In Washington treffen wir Tatsu aus Japan. Als ich für 6 Monate in Brasilien gearbeitet hatte war Tatsu mein Zimmernachbar. Und da Tatsu gerade in Texas bei einer Hochzeit war, ist er schnell mal nach Washington gereist, um uns zu treffen, bevor er weiter nach San Francisco geflogen ist. Schon verrückt diese Japaner! Wir nehmen ihn dann gleich mit zum Flughafen, als wir Mutti abholen. Nun sind wir also zu dritt unterwegs. Und das in unseren kleinen Pajero.

Mutti ist angekommen

Mit ihren 70 Jahren hat sich also Mutti nochmal allein auf die Reise gemacht, um ein Stück mit uns mitzufahren. Und gleich stürzt sie sich mit uns ins Abenteuer. Keine Spur von Jetlag, ab in die Stadt um das Weißes Haus und das Lincoln Memorial zu besichtigen. Wir kommen sogar in eines der Verwaltungsgebäude des Capitols, aber nur durch Connections. Eine Freundin von Richard, die wir beim Grillen kennengelernt haben, hat wiederum eine Freundin, die im Büro eines Senators arbeitet. Quasi die Freundin einer Freundin eines Freundes gibt uns eine 1,5-stündige Tour vorbei an Büros sämtlicher Senatoren. Und das während ihrer Mittagspause. Schon verrückt, was wir für Gastfreundlichkeit in diesem Land erleben.

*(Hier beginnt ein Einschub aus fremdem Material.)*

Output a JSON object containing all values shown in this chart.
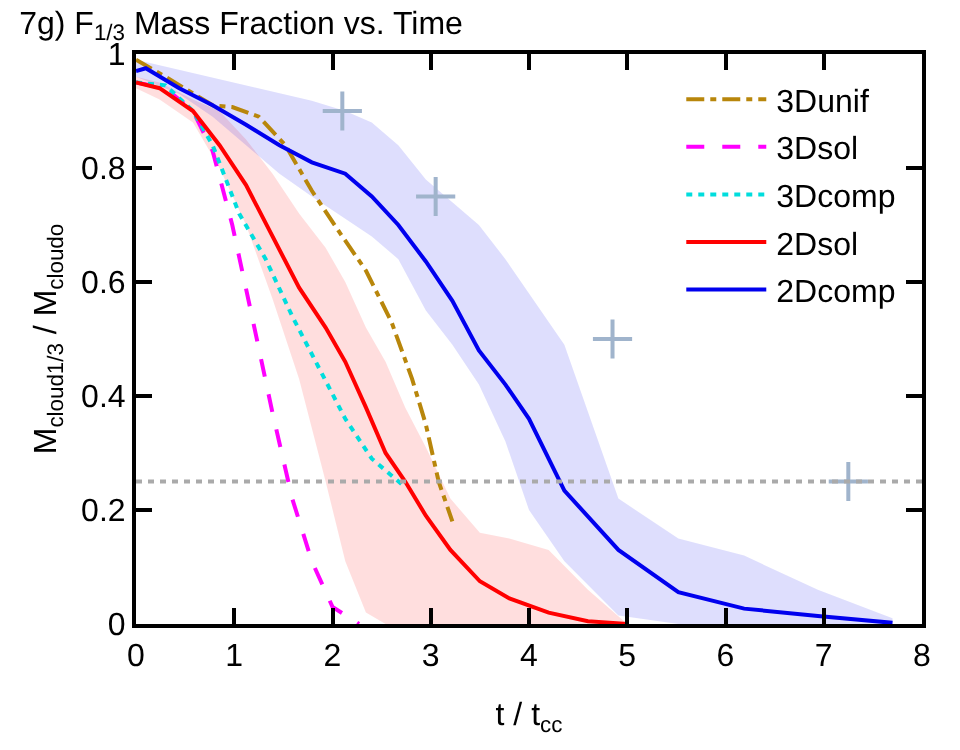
{
  "chart_data": {
    "type": "line",
    "title": "7g) F$_{1/3}$ Mass Fraction vs. Time",
    "xlabel": "t / t$_{cc}$",
    "ylabel": "M$_{cloud1/3}$ / M$_{cloudo}$",
    "xlim": [
      0,
      8
    ],
    "ylim": [
      0,
      1
    ],
    "xticks": [
      0,
      1,
      2,
      3,
      4,
      5,
      6,
      7,
      8
    ],
    "yticks": [
      0,
      0.2,
      0.4,
      0.6,
      0.8,
      1
    ],
    "legend": "top right",
    "ref_lines": [
      {
        "axis": "y",
        "value": 0.25,
        "label": null,
        "color": "#aaaaaa",
        "line_style": "dotted"
      }
    ],
    "series": [
      {
        "name": "3Dunif",
        "color": "#b8860b",
        "line_style": "dashdot",
        "x": [
          0,
          0.3,
          0.78,
          0.98,
          1.25,
          1.52,
          1.79,
          2.06,
          2.34,
          2.6,
          2.81,
          2.95,
          3.08,
          3.22
        ],
        "values": [
          0.99,
          0.96,
          0.91,
          0.907,
          0.89,
          0.84,
          0.76,
          0.69,
          0.62,
          0.53,
          0.43,
          0.35,
          0.25,
          0.18
        ]
      },
      {
        "name": "3Dsol",
        "color": "#ff00ff",
        "line_style": "dashed",
        "x": [
          0,
          0.3,
          0.58,
          0.78,
          0.98,
          1.18,
          1.39,
          1.59,
          1.79,
          2.0,
          2.27
        ],
        "values": [
          0.95,
          0.94,
          0.9,
          0.83,
          0.7,
          0.54,
          0.37,
          0.22,
          0.11,
          0.03,
          0.0
        ]
      },
      {
        "name": "3Dcomp",
        "color": "#00dddd",
        "line_style": "dotted",
        "x": [
          0,
          0.3,
          0.58,
          0.78,
          1.05,
          1.32,
          1.59,
          1.86,
          2.13,
          2.4,
          2.74
        ],
        "values": [
          0.95,
          0.945,
          0.9,
          0.84,
          0.72,
          0.64,
          0.54,
          0.45,
          0.36,
          0.29,
          0.24
        ]
      },
      {
        "name": "2Dsol",
        "color": "#ff0000",
        "line_style": "solid",
        "x": [
          0,
          0.24,
          0.58,
          0.85,
          1.12,
          1.39,
          1.66,
          1.93,
          2.13,
          2.34,
          2.54,
          2.74,
          2.95,
          3.2,
          3.5,
          3.8,
          4.2,
          4.6,
          5.0
        ],
        "values": [
          0.95,
          0.94,
          0.9,
          0.84,
          0.77,
          0.68,
          0.59,
          0.52,
          0.46,
          0.38,
          0.3,
          0.25,
          0.19,
          0.13,
          0.075,
          0.045,
          0.02,
          0.005,
          0.0
        ],
        "lower": [
          0.94,
          0.92,
          0.88,
          0.8,
          0.7,
          0.57,
          0.43,
          0.25,
          0.11,
          0.02,
          0,
          0,
          0,
          0,
          0,
          0,
          0,
          0,
          0
        ],
        "upper": [
          0.96,
          0.95,
          0.92,
          0.9,
          0.85,
          0.79,
          0.72,
          0.66,
          0.6,
          0.52,
          0.46,
          0.38,
          0.31,
          0.22,
          0.16,
          0.15,
          0.13,
          0.06,
          0.0
        ]
      },
      {
        "name": "2Dcomp",
        "color": "#0000ee",
        "line_style": "solid",
        "x": [
          0,
          0.1,
          0.44,
          0.78,
          1.12,
          1.46,
          1.79,
          2.13,
          2.4,
          2.67,
          2.95,
          3.22,
          3.49,
          3.76,
          4.0,
          4.36,
          4.91,
          5.52,
          6.19,
          6.94,
          7.7
        ],
        "values": [
          0.97,
          0.975,
          0.94,
          0.91,
          0.876,
          0.84,
          0.81,
          0.79,
          0.75,
          0.7,
          0.636,
          0.567,
          0.48,
          0.42,
          0.36,
          0.234,
          0.13,
          0.056,
          0.027,
          0.014,
          0.002
        ],
        "lower": [
          0.96,
          0.955,
          0.93,
          0.89,
          0.84,
          0.79,
          0.75,
          0.71,
          0.68,
          0.64,
          0.55,
          0.49,
          0.42,
          0.32,
          0.2,
          0.11,
          0.015,
          0,
          0,
          0,
          0
        ],
        "upper": [
          0.99,
          0.986,
          0.972,
          0.959,
          0.945,
          0.932,
          0.918,
          0.9,
          0.88,
          0.84,
          0.78,
          0.74,
          0.7,
          0.64,
          0.58,
          0.49,
          0.22,
          0.15,
          0.12,
          0.06,
          0.01
        ]
      },
      {
        "type": "scatter",
        "color": "#a0b4cc",
        "marker": "cross",
        "x": [
          2.1,
          3.05,
          4.85,
          7.25
        ],
        "values": [
          0.9,
          0.75,
          0.5,
          0.25
        ]
      }
    ]
  }
}
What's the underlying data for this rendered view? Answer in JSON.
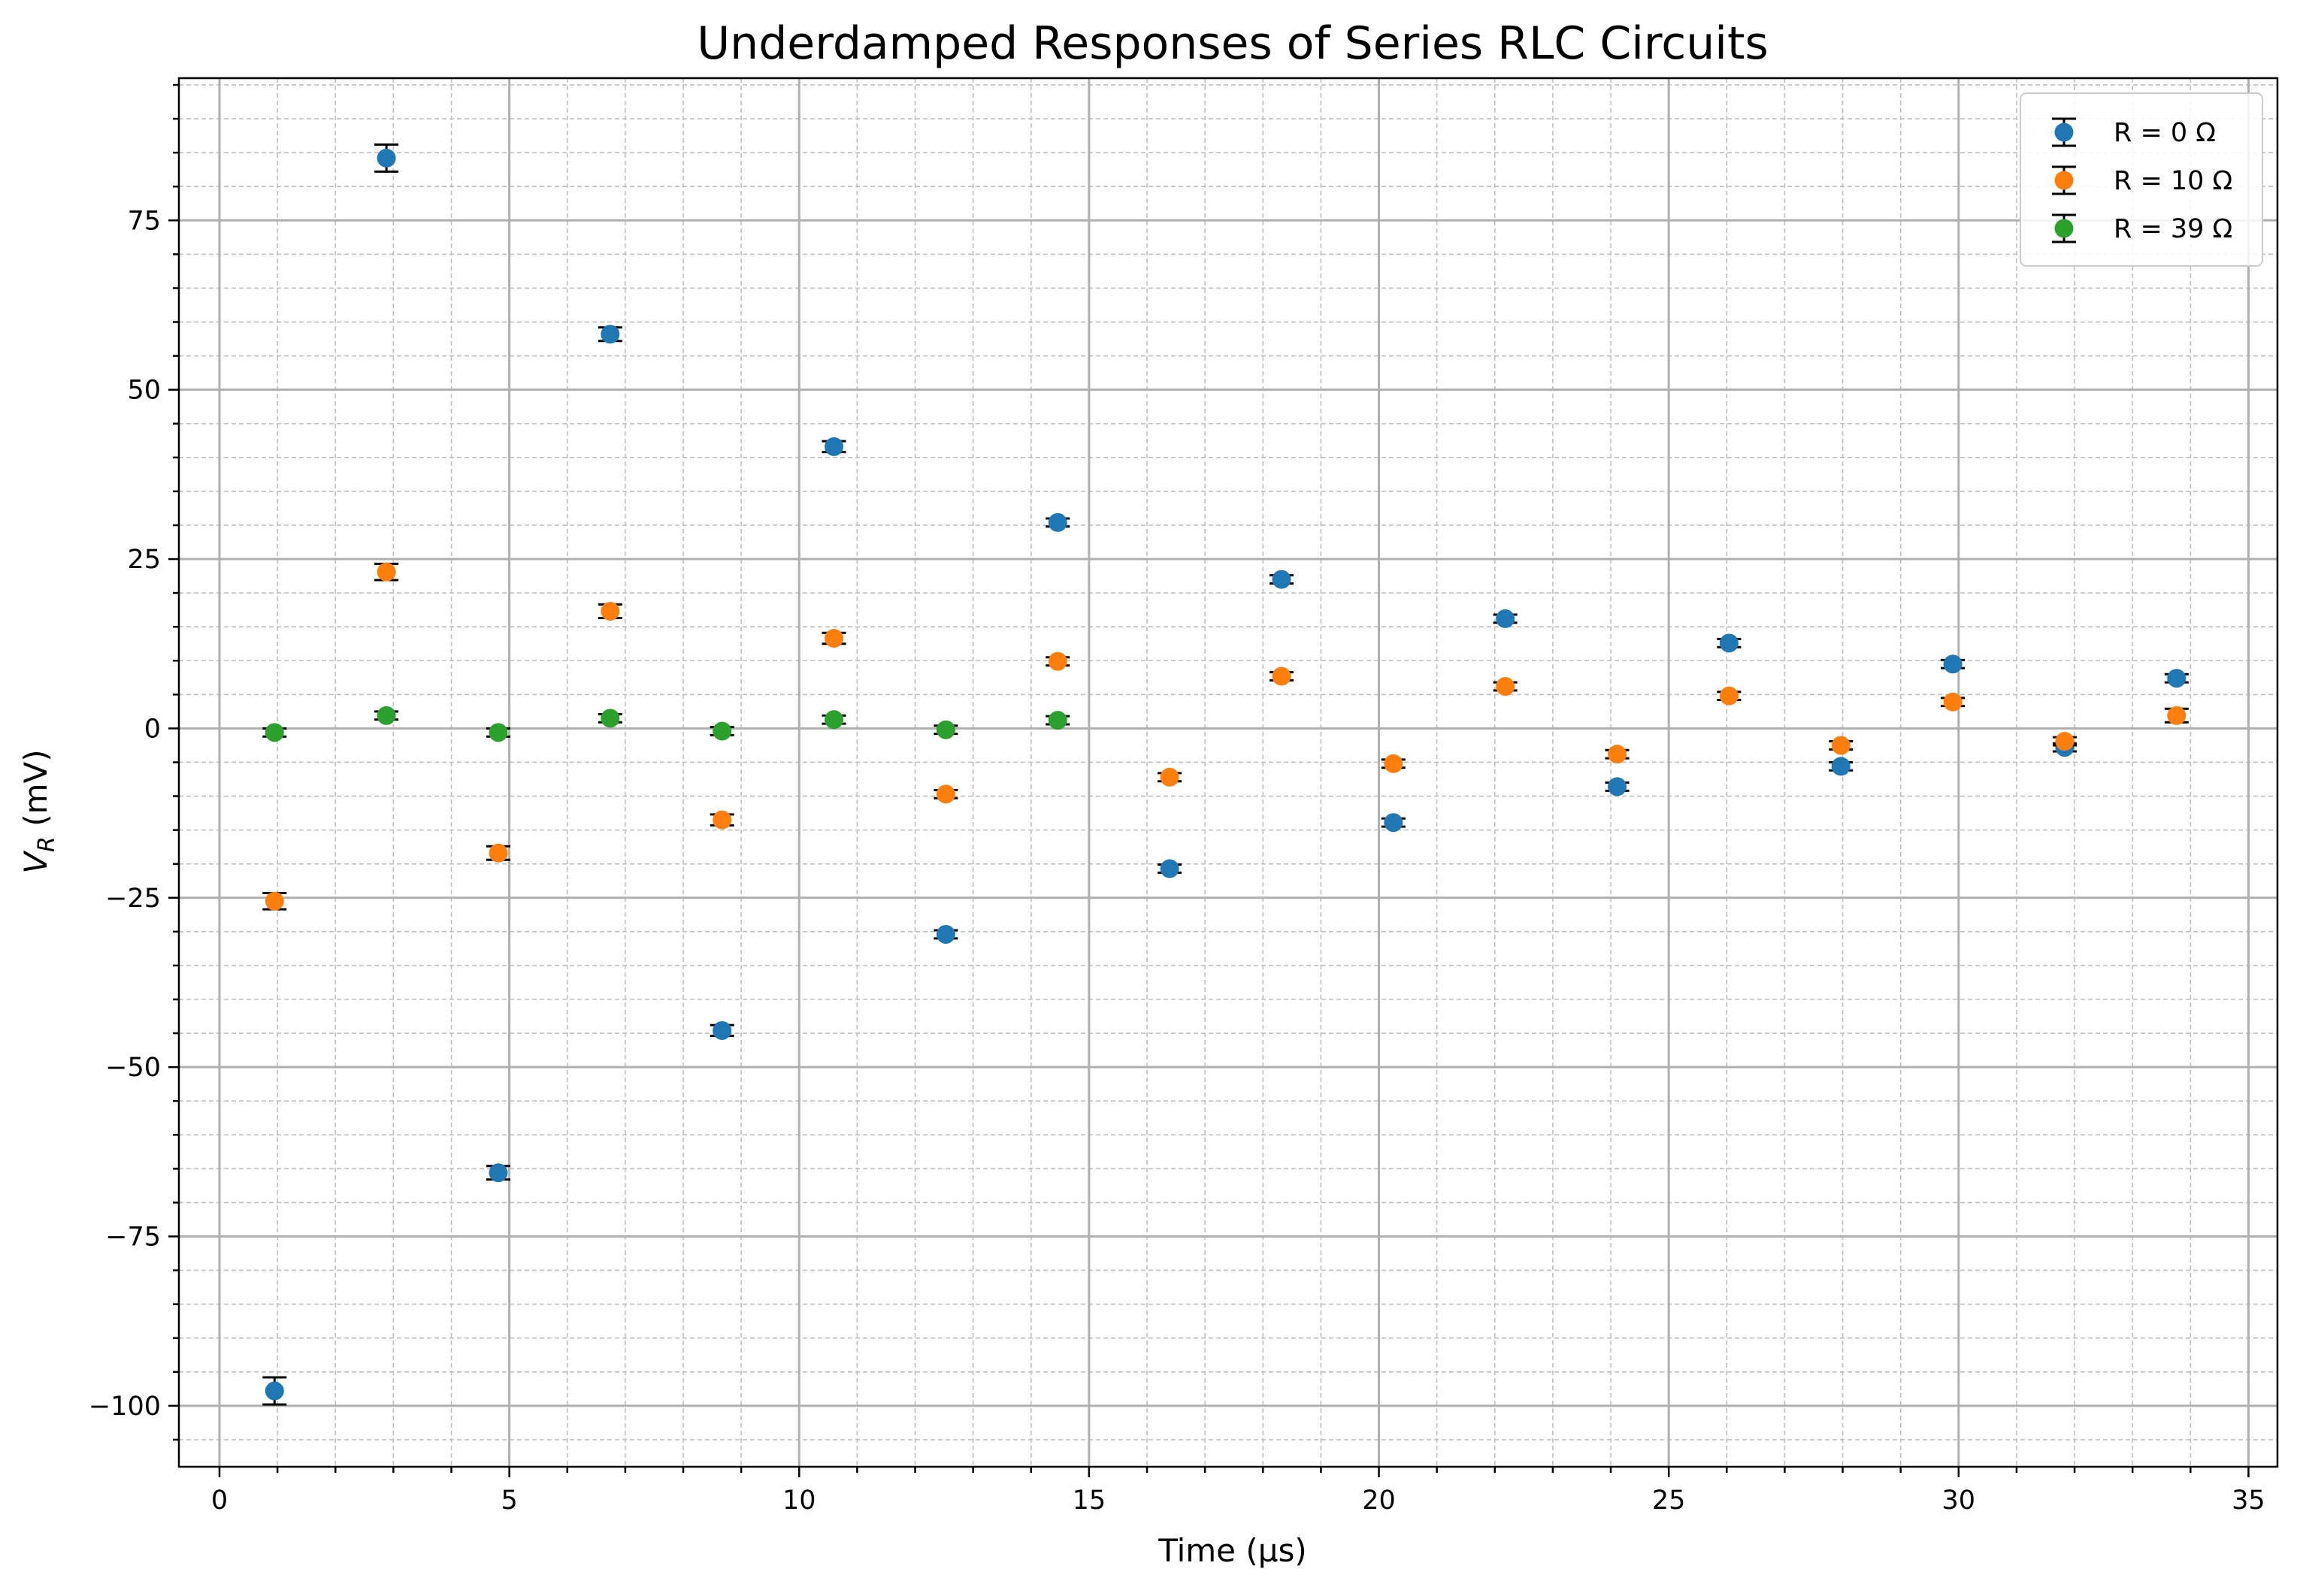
{
  "chart_data": {
    "type": "scatter",
    "title": "Underdamped Responses of Series RLC Circuits",
    "xlabel": "Time (μs)",
    "ylabel": "V_R (mV)",
    "ylabel_main": "V",
    "ylabel_sub": "R",
    "ylabel_rest": " (mV)",
    "xlim": [
      -0.7,
      35.5
    ],
    "ylim": [
      -109,
      96
    ],
    "x_ticks": [
      0,
      5,
      10,
      15,
      20,
      25,
      30,
      35
    ],
    "x_tick_labels": [
      "0",
      "5",
      "10",
      "15",
      "20",
      "25",
      "30",
      "35"
    ],
    "y_ticks": [
      -100,
      -75,
      -50,
      -25,
      0,
      25,
      50,
      75
    ],
    "y_tick_labels": [
      "−100",
      "−75",
      "−50",
      "−25",
      "0",
      "25",
      "50",
      "75"
    ],
    "grid": "major solid, minor dashed",
    "legend_position": "top-right",
    "series": [
      {
        "name": "R = 0 Ω",
        "color": "#1f77b4",
        "x": [
          0.95,
          2.88,
          4.81,
          6.74,
          8.67,
          10.6,
          12.53,
          14.46,
          16.39,
          18.32,
          20.25,
          22.18,
          24.11,
          26.04,
          27.97,
          29.9,
          31.83,
          33.76
        ],
        "y": [
          -97.8,
          84.2,
          -65.6,
          58.2,
          -44.6,
          41.6,
          -30.4,
          30.4,
          -20.7,
          22.0,
          -13.9,
          16.2,
          -8.6,
          12.6,
          -5.6,
          9.5,
          -2.8,
          7.4
        ],
        "yerr": [
          2.0,
          2.0,
          1.0,
          1.0,
          0.8,
          0.8,
          0.6,
          0.6,
          0.6,
          0.6,
          0.6,
          0.6,
          0.6,
          0.6,
          0.6,
          0.6,
          0.6,
          0.6
        ]
      },
      {
        "name": "R = 10 Ω",
        "color": "#ff7f0e",
        "x": [
          0.95,
          2.88,
          4.81,
          6.74,
          8.67,
          10.6,
          12.53,
          14.46,
          16.39,
          18.32,
          20.25,
          22.18,
          24.11,
          26.04,
          27.97,
          29.9,
          31.83,
          33.76
        ],
        "y": [
          -25.5,
          23.1,
          -18.4,
          17.3,
          -13.5,
          13.3,
          -9.7,
          9.9,
          -7.2,
          7.7,
          -5.2,
          6.2,
          -3.8,
          4.8,
          -2.5,
          3.9,
          -1.9,
          1.9
        ],
        "yerr": [
          1.2,
          1.2,
          1.0,
          1.0,
          0.8,
          0.8,
          0.6,
          0.6,
          0.6,
          0.6,
          0.6,
          0.6,
          0.6,
          0.6,
          0.6,
          0.6,
          0.6,
          1.0
        ]
      },
      {
        "name": "R = 39 Ω",
        "color": "#2ca02c",
        "x": [
          0.95,
          2.88,
          4.81,
          6.74,
          8.67,
          10.6,
          12.53,
          14.46
        ],
        "y": [
          -0.6,
          1.9,
          -0.6,
          1.5,
          -0.4,
          1.3,
          -0.2,
          1.2
        ],
        "yerr": [
          0.6,
          0.6,
          0.6,
          0.6,
          0.6,
          0.6,
          0.6,
          0.6
        ]
      }
    ]
  }
}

Mit Mutti auf Sightseeing-Tour
Unsere Tour durch den Senat
Ich kandidiere
Beim Lincoln Memorial
Lincoln Memorial
Hier muss man gegessen haben
Der Lincoln

Von Washington aus wollen wir dann den berühmten Blue-Rich-Mountain-Parkway durch die Appalachen fahren. Doch das Wetter ist nicht auf unserer Seite. Nur einen Tag können wir die Ausblicke genießen, während wir durch den Shenandoah Nationalpark fahren. Dann schieben sich dicke Regenwolken über die Bergkette und zwingen uns 400 Kilometer nach Süden zu fahren. Denn dort finden wir auf der Wetterkarte einen Campingplatz, der von der Regenfront verschont werden soll. Mittlerweile befinden wir uns im Bärengebiet. Kein Problem für Mutti, die allein im Vorzelt auf der Luftmatratze übernachtet. Uns wäre da schon etwas mulmig. Trotzdem sind wir froh, nach den Tagen in New York und Washington endlich mal wieder etwas Natur zu genießen. Den Tag am Lagerfeuer ausklingen zu lassen, ist einfach unbezahlbar.

Unser Camp
Es wird gekocht
Camping zu Dritt
Einer muss ja das Holz ran bringen
Wir müssen erst einmal lernen zu Dritt unterwegs zu sein
Noch sind die Ausblicke gut
In den Smokeys haben wir sogar einen Schwarzbären gesehen
Schöne Straßen gibt es hier
Unterwegs auf dem Blue Rich Mountain Parkway

Unser nächster Stopp ist Nashville in Tennessee. Das hat sich Phia gewünscht, denn Nashville ist berühmt für die Countrymusik. Auf den Weg dahin fahren wir das erste Mal auf unserer Reise über eine Zeitzonen-Grenze. Wir sollten uns dran gewöhnen. Nashville selber empfängt uns mit milden Temperaturen und mit lauter Musik. Unser Ziel war eine Bar zu finden, in der Livemusik gespielt wird. Und das ist in Nashville nicht schwer. Auf dem Broadway gibt es ungefähr 40 Bars und die haben alle Bands die Live Musik spielen. Manche Bars haben mehrere Etagen und auf jeder Etage gibt es Livemusik. Alles zusammen macht es eine mächtig laute Szenerie. Wir laufen mit offenen Mündern über den Broadway. Das haben wir so nicht erwartet. Und natürlich schwingen wir bei so viel Livemusik auch das Tanzbein. Auch Mutti bekommt einen Mutter-Sohn-Tanz. Denn wie der Zufall es will ist gerade Muttertag. Nachdem ich mit Mutti auf der Tanzfläche zu Purple-Rain getanzt habe, kommt ein Mann zu mir, klopft mir anerkennend auf die Schulter und sagt nur „guter Junge“. So kann man hier also Bonuspunkte sammeln. In Nashville besuchen wir noch die Country-Music-Hale-of-Fame und verbringen noch einen Nachmittag/Abend mit viel Livemusik. Mutti ist natürlich dabei und hat mächtig Spaß. Dieser Stop hat sich definitiv gelohnt.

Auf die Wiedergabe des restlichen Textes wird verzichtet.